Baz etkisi dışında enflasyon düşmüyor. Faizleri ne kadar artırırlarsa artırsınlar saraydaki şatafattan ve yandaşı zengin etmekten vazgeçemedikleri için bütçeyi toparlayamıyorlar, enflasyon düşmüyor. Enflasyon düşmedikçe de baskı artıyor çünkü Cumhurbaşkanı, faiz düşsün, ekonomi canlansın istiyor ama bunu yapacak ellerinde olanak yok. Enflasyon açıklanınca beklenen faiz düşürmenin kasım-aralık ayında olamayacağını anlaşıldı. 'Mevsimsellikten arındırılmış bir enflasyonu düşük yapalım ve böylece de Cumhurbaşkanı'na kasımda faiz indirme fırsatı verelim. O da çıksın desin ki 'Bakın ekonomimiz iyi gidiyor.' Ama bu tip müdahaleler; gerçekçi olmayan, dünya ve Türkiye piyasalarını tatmin etmeyecek sahte rakamlarla yapılacak suni müdahaleler günü ve haftayı kurtarıyor ama ayı ve yılı kurtarmıyor. Seçime giderken, 'Ekonomiyi canlandırıp seçimi bir şekilde alalım da ne olursa olsun' anlayışının devam olarak başımıza geliyor.

'ÇOCUKLARIMIZA DOMUZ ETİNİ NE ZAMAN YEDİRDİNİZ'

KYK yurdunda öğrencilerimize domuz eti yedirildiğini öğrendik. Bu olayın 2021 yılına ait olma ihtimali var. Bu olayın ne zaman olduğunun açıklıkla anlatılması lazım. Çocuklarımıza domuz etini ne zaman yedirdiniz, bu son derece önemli. Çünkü eğer hızlıca denetim yapıp, önlem alıp, sorumluları gerektiği gibi soruşturup cezalandırılmadıysanız siz de bu suçun ortağısınız demektir. Bu son derece önemli. İlgili şirket Düzce'de AKP Örgütü'nde Başkan Yardımcısı. Yani ihaleyi yine AKP yöneticisine vermişsiniz. Zaten sizin döneminizde AKP ile organik bağı olmayan birisinin kamudan bir ihale alması neredeyse imkansız. Bu domuz eti yediren şirketin de bir AKP'liye ait olmasına şaşırmıyoruz ama beklediğimiz ne olursa olsun, eğer içinizde biraczık vicdan varsa bu olayı bakanlığımızın ne zaman yakaladığını, ne kadar gecikme olduğunu ve sorumlular hakkında neler yapıldığını mutlaka açıklaması gerekir. Başka türlü bakanlık yetkilileri de bu suçun ortağı olurlar.

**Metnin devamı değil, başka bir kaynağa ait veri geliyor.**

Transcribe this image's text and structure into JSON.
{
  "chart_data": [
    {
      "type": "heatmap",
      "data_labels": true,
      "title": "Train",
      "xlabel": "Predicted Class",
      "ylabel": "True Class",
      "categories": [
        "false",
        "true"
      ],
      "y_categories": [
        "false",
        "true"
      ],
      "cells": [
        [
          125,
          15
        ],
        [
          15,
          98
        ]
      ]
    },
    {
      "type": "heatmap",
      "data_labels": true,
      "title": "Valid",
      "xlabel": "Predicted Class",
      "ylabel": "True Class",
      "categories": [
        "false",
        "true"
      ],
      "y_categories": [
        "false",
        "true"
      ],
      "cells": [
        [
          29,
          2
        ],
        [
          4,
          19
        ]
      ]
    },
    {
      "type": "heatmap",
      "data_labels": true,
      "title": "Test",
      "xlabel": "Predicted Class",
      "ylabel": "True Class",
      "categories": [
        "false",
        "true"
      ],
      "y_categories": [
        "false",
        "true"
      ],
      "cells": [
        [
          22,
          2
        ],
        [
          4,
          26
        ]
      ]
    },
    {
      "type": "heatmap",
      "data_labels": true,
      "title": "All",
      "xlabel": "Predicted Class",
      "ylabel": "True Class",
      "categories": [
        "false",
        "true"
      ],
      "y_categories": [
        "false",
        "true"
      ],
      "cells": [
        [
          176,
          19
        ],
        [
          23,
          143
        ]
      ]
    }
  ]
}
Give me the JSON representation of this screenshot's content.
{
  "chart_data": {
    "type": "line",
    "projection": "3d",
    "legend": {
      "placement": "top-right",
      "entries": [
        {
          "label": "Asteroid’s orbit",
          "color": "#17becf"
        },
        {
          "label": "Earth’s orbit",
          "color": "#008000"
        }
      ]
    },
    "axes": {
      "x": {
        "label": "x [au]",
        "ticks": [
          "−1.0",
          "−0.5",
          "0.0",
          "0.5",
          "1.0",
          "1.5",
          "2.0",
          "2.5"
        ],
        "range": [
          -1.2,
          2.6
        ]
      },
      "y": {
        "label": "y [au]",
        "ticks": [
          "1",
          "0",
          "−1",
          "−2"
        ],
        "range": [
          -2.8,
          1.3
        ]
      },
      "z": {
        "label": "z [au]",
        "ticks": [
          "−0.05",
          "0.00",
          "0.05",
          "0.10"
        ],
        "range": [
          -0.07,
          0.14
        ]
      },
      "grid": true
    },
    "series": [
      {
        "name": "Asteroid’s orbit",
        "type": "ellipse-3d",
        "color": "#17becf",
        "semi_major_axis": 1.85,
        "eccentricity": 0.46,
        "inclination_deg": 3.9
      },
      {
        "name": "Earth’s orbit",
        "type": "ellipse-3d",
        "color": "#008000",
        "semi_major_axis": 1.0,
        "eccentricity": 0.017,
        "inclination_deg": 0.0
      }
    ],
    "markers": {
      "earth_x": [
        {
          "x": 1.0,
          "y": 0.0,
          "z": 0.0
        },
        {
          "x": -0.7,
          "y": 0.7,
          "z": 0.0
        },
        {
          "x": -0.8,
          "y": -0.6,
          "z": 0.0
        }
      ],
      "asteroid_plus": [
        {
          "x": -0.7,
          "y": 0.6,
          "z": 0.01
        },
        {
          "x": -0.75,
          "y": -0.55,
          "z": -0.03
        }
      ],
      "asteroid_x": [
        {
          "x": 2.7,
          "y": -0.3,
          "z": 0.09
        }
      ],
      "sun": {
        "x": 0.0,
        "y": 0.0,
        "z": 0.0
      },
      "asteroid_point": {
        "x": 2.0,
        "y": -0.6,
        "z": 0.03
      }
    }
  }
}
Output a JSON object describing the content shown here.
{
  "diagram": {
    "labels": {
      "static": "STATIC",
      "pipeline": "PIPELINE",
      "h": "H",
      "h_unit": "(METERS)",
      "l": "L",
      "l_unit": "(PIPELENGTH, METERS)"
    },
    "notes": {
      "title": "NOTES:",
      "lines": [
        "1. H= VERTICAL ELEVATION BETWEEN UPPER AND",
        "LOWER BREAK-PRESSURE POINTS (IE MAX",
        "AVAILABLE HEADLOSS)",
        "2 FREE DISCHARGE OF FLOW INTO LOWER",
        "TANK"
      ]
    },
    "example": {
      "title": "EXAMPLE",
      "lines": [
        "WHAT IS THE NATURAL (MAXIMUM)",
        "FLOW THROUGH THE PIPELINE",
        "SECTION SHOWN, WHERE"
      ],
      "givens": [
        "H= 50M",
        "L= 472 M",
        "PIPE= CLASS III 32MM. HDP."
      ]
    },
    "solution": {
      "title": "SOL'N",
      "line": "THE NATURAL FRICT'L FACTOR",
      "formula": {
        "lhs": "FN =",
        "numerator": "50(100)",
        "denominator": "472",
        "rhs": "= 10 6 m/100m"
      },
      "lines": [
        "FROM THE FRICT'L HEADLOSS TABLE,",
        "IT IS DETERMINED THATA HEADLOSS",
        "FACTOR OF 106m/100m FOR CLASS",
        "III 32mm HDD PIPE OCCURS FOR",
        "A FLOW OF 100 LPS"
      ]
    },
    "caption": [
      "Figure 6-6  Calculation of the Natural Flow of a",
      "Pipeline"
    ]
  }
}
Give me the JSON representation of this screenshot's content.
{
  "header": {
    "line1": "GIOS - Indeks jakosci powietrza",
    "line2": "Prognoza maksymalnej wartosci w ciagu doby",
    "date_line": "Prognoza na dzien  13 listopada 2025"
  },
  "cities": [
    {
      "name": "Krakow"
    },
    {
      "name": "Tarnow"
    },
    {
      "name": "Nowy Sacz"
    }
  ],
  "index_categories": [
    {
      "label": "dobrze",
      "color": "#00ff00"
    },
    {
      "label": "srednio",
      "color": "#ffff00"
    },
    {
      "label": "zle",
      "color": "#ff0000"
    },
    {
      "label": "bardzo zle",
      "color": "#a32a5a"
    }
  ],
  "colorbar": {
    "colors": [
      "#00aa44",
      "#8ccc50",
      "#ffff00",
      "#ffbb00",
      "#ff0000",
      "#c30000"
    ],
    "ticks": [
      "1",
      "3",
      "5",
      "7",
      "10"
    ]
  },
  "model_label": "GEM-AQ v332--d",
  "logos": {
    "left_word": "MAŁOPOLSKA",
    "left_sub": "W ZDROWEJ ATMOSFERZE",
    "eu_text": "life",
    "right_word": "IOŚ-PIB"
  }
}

'BUNLAR SAHTE BARIŞ SÖZCÜKLERİ'

Siyasette normalleşmenin olması gerektiğini söylüyoruz. Sayın Bahçeli'nin DEM Parti'lilerin elini sıkmasını doğru buluruz ancak 'terör yuvası, kapatılsın' dediğiniz insanlara sadece Cumhurbaşkanı'nın konuşmasını dinleyerek ikna olmuş olmanız inandırıcı değil, Sayın Bahçeli. Bunlar sahte barış sözcükleri, etkileyebildiğiniz herkesi Cumhurbaşkanı tekrar seçilebilsin diye yapacağınız yeni anayasa masalarına çekmeye gayret ettiğinizi görüyoruz. Oysa biz ülkemizde huzur olmasını bekliyoruz ama bunun sadece Cumhurbaşkanı'nın konuşmasıyla olması hem inandırıcı hem de doğru değil. Sahte nezaket gösterileriyle gazetecileri ve CHP'yi tehdit etmekten vazgeçin."